A registration statement relating to these securities has been filed with, and declared effective by, the Securities and Exchange Commission (“SEC”) on January 21, 2021.  This press release shall not constitute an offer to sell or the solicitation of an offer to buy, nor shall there be any sale of these securities in any state or jurisdiction in which such an offer, solicitation or sale would be unlawful prior to registration or qualification under the securities laws of any such state or jurisdiction.

FORWARD-LOOKING STATEMENTS

This press release contains statements that constitute “forward-looking statements,” including with respect to the initial public offering and the anticipated use of the net proceeds. No assurance can be given that the offering discussed above will be completed on the terms described, or at all, or that the net proceeds of the offering will be used as indicated. Forward-looking statements are subject to numerous conditions, many of which are beyond the control of the Company, including those set forth in the Risk Factors section of the Company’s registration statement and preliminary prospectus for the offering filed with the SEC. Copies are available on the SEC’s website, www.sec.gov. The Company undertakes no obligation to update these statements for revisions or changes after the date of this release, except as required by law.

Contact

Jeffrey D. Warshaw
Chief Executive Officer
jeff@virtuosoacquisition.com
203 571-6161


FAQ

What is Virtuoso Acquisition Corp.'s initial public offering price?

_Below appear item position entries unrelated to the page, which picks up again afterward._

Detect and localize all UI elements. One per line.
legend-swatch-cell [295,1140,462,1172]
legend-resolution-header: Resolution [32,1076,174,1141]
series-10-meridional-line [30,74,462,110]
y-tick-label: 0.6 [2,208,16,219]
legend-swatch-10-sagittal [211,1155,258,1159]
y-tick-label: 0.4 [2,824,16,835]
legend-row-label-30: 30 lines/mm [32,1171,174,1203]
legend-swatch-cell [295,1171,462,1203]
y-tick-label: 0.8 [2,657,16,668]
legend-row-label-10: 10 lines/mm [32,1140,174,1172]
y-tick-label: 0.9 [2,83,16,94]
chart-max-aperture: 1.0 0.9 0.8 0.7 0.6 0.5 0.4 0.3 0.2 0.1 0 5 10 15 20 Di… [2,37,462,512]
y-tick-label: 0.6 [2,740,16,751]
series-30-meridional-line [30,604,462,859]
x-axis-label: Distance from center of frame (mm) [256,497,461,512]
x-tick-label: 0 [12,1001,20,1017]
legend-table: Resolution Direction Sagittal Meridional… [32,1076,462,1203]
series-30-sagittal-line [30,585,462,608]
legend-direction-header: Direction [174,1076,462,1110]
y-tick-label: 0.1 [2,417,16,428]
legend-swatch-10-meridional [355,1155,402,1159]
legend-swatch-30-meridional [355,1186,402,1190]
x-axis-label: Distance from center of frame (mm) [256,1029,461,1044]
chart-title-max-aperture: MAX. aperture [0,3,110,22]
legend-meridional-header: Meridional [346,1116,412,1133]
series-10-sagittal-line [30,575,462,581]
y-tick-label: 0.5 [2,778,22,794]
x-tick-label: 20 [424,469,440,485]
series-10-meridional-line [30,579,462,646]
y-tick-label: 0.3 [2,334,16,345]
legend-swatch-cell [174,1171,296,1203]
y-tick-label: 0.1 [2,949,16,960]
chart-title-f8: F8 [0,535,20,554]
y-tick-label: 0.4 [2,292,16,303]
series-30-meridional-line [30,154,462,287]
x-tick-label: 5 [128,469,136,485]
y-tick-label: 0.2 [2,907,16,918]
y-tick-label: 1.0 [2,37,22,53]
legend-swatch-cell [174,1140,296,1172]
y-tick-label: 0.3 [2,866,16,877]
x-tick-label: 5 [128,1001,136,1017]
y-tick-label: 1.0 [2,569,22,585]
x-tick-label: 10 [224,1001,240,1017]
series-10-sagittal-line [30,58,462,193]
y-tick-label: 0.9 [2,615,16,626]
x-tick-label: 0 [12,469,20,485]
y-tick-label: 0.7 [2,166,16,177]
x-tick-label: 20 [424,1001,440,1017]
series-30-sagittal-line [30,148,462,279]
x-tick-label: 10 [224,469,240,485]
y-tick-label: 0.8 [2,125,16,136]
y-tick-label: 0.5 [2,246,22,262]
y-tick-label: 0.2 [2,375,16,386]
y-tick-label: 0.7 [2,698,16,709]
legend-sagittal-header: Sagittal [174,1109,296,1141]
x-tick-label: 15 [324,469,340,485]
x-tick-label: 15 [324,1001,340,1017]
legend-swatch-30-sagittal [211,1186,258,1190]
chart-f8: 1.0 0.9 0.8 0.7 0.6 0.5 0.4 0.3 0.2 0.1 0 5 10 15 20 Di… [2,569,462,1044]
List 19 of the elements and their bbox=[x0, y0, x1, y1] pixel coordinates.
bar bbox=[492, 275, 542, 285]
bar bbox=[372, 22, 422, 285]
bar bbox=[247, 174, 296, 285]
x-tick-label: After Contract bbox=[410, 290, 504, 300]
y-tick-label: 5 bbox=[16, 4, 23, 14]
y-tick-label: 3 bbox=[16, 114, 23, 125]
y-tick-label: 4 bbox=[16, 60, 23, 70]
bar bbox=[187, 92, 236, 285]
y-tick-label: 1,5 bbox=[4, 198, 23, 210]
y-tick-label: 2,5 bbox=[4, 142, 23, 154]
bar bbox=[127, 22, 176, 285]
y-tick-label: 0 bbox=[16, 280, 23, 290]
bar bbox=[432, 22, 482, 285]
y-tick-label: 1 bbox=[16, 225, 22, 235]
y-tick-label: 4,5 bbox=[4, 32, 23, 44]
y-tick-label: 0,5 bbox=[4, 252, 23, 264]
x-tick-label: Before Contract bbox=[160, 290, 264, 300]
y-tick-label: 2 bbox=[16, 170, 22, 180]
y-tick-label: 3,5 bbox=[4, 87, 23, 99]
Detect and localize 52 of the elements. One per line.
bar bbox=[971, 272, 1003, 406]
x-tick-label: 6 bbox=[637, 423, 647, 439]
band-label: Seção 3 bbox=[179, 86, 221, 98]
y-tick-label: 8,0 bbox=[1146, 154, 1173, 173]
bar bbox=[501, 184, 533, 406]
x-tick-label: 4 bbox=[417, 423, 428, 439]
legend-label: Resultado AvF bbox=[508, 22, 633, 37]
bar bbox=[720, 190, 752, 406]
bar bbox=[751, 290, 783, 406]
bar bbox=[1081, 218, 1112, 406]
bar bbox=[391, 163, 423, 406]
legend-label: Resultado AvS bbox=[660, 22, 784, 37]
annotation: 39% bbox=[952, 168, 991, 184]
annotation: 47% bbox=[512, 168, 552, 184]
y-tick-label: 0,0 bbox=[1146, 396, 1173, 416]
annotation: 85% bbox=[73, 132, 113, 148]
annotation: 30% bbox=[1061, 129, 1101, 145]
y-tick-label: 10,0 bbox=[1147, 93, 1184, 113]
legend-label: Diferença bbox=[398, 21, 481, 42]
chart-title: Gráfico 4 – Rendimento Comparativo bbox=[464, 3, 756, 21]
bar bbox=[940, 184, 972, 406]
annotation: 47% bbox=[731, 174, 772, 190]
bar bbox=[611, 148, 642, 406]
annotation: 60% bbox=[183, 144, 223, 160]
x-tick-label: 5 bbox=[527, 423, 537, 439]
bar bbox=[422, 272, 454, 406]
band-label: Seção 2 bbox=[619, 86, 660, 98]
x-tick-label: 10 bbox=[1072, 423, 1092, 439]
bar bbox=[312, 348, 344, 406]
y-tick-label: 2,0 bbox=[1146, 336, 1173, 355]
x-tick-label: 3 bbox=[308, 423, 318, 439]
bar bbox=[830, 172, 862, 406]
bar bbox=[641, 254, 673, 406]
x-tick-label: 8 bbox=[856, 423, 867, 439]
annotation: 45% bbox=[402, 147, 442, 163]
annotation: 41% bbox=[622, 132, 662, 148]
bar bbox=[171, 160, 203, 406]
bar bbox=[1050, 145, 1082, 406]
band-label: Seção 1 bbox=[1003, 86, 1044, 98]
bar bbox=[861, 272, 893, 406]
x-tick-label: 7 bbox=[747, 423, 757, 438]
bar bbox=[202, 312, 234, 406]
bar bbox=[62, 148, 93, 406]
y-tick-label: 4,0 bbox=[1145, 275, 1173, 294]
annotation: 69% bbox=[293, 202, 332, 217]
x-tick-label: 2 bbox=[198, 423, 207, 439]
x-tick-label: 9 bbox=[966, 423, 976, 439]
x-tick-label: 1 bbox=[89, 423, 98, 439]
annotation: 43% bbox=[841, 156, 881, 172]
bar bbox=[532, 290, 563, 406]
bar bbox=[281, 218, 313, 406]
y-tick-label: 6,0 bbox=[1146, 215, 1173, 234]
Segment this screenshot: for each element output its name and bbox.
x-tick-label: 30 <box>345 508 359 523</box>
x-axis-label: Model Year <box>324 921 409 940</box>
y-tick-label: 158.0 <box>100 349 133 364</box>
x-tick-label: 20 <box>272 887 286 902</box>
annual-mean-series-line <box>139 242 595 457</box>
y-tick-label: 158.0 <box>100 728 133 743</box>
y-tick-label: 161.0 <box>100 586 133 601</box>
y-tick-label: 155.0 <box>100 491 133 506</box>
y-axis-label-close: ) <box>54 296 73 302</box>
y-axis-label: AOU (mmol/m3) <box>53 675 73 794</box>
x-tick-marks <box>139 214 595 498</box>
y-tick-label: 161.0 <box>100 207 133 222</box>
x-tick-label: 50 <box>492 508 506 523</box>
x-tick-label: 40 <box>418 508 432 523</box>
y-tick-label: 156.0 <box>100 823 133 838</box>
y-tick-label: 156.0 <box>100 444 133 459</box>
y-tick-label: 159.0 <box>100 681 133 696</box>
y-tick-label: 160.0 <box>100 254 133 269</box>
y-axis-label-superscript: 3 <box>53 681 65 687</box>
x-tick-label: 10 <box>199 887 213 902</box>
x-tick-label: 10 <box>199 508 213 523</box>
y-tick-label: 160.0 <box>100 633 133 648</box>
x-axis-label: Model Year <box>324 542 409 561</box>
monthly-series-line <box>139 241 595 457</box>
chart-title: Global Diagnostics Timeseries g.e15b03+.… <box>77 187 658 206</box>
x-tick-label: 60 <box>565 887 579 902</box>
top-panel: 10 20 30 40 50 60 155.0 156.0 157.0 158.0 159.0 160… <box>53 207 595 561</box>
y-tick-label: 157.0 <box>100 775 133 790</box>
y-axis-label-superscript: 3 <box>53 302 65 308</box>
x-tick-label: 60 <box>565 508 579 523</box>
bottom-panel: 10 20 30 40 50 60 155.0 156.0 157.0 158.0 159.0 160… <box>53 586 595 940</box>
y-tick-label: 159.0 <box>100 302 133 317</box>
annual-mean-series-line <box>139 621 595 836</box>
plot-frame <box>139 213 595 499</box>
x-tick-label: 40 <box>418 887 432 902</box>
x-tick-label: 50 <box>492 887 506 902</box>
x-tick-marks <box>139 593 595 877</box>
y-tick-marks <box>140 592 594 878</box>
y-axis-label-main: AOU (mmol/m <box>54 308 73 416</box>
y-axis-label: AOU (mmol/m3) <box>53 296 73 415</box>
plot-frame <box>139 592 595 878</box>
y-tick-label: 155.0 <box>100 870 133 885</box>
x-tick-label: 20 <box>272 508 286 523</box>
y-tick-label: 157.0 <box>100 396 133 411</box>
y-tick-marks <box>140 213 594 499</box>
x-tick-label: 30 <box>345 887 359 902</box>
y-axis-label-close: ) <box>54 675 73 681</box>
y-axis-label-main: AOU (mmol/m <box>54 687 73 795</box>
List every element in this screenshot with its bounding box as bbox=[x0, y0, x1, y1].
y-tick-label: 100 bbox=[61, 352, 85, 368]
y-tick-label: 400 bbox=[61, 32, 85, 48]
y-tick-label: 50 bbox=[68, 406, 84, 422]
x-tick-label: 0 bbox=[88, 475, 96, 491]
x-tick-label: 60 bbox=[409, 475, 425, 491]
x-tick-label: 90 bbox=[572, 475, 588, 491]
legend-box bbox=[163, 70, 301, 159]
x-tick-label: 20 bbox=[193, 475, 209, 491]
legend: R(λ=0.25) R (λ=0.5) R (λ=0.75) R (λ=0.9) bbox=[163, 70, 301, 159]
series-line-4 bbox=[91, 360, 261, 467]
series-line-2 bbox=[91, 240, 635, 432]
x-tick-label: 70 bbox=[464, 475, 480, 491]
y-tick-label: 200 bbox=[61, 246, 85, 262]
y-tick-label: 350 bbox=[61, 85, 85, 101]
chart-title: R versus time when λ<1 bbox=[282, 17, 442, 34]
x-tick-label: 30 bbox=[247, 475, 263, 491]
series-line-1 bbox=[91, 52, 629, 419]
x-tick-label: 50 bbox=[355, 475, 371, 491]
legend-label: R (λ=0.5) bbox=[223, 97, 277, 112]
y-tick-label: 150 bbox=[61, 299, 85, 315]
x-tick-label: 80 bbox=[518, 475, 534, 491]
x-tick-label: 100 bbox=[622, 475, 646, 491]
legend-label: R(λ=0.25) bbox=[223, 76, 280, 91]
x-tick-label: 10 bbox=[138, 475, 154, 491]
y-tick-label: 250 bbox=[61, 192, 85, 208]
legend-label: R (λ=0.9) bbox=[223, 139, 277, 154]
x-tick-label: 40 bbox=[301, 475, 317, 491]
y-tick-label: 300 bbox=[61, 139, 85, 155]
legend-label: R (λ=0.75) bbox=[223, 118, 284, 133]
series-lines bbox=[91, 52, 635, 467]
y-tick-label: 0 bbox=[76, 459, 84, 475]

The IPO price is $10.00 per unit for 20,000,000 units.

When will Virtuoso Acquisition Corp. begin trading on Nasdaq?

Trading will begin on January 22, 2021, under the ticker symbol VOSOU.

What does each unit in the IPO consist of?

Each unit consists of one share of Class A common stock and one-half of a redeemable warrant.

What are the ticker symbols for Virtuoso Acquisition Corp. after the units separate?

After separation, shares will trade under VOSO and warrants under VOSOW.

What is the focus area for Virtuoso Acquisition Corp.'s business combinations?

The company intends to focus on media companies within Digital Marketing and Ad Tech sectors.